As a child psychiatrist, I was once convinced that I wouldn’t need any advice when I became a mother. After all, I was an “expert”: I’d studied the psychology of parenting, and knew what a child needed—or so I thought. But after weeks of sleep deprivation with an unsettled infant, I reached for my phone in the middle of the night, opened up the internet browser and began searching for articles to figure out what I was doing wrong; I must have been doing something wrong, I thought, to feel so exhausted. I knew that I should have known what to do because of my profession, but also because surely all humans are naturally equipped to be parents. Why, then, do we need the internet to help us care for our own children?
There has been a proliferation of parents searching online for advice on every aspect of pregnancy and raising children. The UK’s biggest parenting website Netmums, has tripled its membership from 550,000 in 2009 to 1.6 million members today, and research by Yahoo reported that in 2005, 86% of prospective parents used the internet to find pregnancy information.
Last month, this article accused online parenting articles, such as this one, of being akin to sex-manuals for focusing purely on the mechanics of being a parent while neglecting to consider what the essence of raising a child really is. With 253 million hits today for a Google search on “parenting advice,” the quality of articles inevitably varies. Certainly, to suggest that formulaic instructions on how to reach an artificial measure of success—be it sleeping through the night or academic achievement—can be applied to every child is ludicrous. A child is not a computer with standardized parts, but an individual made up of a unique combination of genes, temperament and life experiences. But, by empirically stating that the majority of the population seek online advice just to “get your kid into Harvard,” we are failing to understand why these articles are so popular.
Mothers today are different from mothers of previous generations. They are typically older at the birth of their first child, and while this may mean more financial stability and life skills to better equip them to care for a child, they are often highly accustomed to independence. The loss of control over a woman’s life—an inevitability with a baby—can be challenging.
Women today, while undoubtedly having more opportunities than ever before, also experience higher expectations of success. They are told that they can do as well as any man: they can be the CEO, and also have children. But the responsibility of childcare and domestic work remains predominantly with mothers, so they struggle to maintain their careers along with managing a family. For women who have been successful in other aspects of life, failing to live up to being a textbook mother, by not having a textbook baby, can be very challenging, triggering the obsession to “fix” the problem rather than relaxing into parenthood.

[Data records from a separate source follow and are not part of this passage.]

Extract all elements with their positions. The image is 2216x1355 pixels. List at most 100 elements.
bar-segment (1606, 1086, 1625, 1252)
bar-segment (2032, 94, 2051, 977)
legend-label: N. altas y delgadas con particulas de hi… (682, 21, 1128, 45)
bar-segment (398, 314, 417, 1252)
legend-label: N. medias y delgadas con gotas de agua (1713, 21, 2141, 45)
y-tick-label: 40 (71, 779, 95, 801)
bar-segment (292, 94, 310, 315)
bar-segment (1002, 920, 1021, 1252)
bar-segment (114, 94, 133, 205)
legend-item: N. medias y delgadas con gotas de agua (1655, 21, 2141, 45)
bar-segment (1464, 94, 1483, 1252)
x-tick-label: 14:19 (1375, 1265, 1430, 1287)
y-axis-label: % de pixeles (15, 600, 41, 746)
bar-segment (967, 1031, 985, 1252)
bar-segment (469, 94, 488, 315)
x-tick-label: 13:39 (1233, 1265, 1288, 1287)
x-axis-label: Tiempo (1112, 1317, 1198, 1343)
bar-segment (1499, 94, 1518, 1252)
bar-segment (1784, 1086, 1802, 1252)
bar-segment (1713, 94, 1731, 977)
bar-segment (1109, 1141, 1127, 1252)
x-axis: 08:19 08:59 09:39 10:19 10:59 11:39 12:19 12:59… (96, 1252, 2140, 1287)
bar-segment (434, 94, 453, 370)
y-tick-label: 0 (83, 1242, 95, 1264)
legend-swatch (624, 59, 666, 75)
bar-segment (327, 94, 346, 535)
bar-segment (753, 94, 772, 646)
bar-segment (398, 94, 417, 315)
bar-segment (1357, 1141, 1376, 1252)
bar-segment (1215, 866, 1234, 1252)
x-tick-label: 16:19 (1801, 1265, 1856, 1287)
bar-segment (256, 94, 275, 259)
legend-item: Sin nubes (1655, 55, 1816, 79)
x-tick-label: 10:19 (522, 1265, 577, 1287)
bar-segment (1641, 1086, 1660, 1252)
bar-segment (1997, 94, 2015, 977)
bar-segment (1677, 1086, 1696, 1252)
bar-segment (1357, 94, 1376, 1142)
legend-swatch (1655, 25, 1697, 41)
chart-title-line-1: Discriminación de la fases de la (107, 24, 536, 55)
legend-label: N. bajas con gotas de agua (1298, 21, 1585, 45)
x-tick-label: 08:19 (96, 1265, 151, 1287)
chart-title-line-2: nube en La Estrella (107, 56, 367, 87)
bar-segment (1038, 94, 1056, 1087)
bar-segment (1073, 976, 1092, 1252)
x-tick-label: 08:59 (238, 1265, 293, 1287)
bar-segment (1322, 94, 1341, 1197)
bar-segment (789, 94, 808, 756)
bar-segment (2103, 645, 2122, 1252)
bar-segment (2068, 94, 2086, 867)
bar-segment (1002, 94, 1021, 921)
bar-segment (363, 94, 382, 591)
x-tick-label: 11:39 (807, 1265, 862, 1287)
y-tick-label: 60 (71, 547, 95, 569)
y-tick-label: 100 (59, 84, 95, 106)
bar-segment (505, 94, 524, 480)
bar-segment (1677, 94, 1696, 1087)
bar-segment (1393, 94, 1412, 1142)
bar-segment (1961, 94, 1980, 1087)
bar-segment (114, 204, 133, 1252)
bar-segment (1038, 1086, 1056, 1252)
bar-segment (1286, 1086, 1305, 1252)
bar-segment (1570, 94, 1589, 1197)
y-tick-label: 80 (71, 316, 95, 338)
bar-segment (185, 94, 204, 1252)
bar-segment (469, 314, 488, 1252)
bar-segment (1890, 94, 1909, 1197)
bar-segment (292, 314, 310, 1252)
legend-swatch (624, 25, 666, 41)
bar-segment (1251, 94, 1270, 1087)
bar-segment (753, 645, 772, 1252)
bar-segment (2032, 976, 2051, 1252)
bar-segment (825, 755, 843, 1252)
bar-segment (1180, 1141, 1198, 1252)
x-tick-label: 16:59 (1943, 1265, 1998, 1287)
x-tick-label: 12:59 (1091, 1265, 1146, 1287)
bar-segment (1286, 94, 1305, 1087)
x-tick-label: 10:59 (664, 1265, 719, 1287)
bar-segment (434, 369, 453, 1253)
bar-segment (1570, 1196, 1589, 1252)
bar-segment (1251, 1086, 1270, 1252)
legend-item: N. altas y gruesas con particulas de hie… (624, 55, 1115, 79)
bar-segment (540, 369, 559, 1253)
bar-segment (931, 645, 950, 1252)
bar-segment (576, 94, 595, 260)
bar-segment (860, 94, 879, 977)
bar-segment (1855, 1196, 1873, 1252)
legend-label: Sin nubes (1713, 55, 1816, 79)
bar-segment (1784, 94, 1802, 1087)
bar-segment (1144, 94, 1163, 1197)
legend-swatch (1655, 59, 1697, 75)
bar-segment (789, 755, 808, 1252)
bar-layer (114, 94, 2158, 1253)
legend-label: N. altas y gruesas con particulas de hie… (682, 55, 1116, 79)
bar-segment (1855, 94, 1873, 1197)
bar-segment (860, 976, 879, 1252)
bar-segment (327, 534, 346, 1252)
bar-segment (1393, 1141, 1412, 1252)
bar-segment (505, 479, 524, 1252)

Today, populations are increasingly mobile and parents are less likely to live near families or know their neighbors well, who in the past would have been the main source of support in child-rearing. The internet serves an important purpose by providing the virtual support of a community and reducing the isolation that today’s parents often feel.
I sought out parenting advice when I became a new mother not because I needed step-by-step instructions, and not because I wanted to make my child an academic success, but because I needed reassurance and support that was lacking elsewhere.
Now, when I am asked for parenting advice in clinical practice, I discuss the theories and practical aspects of raising a child, but also encourage new parents to trust their instincts, do what feels right, and enjoy learning about the world through their child’s eyes. It is the parents—not health professionals, books or articles—who are the experts.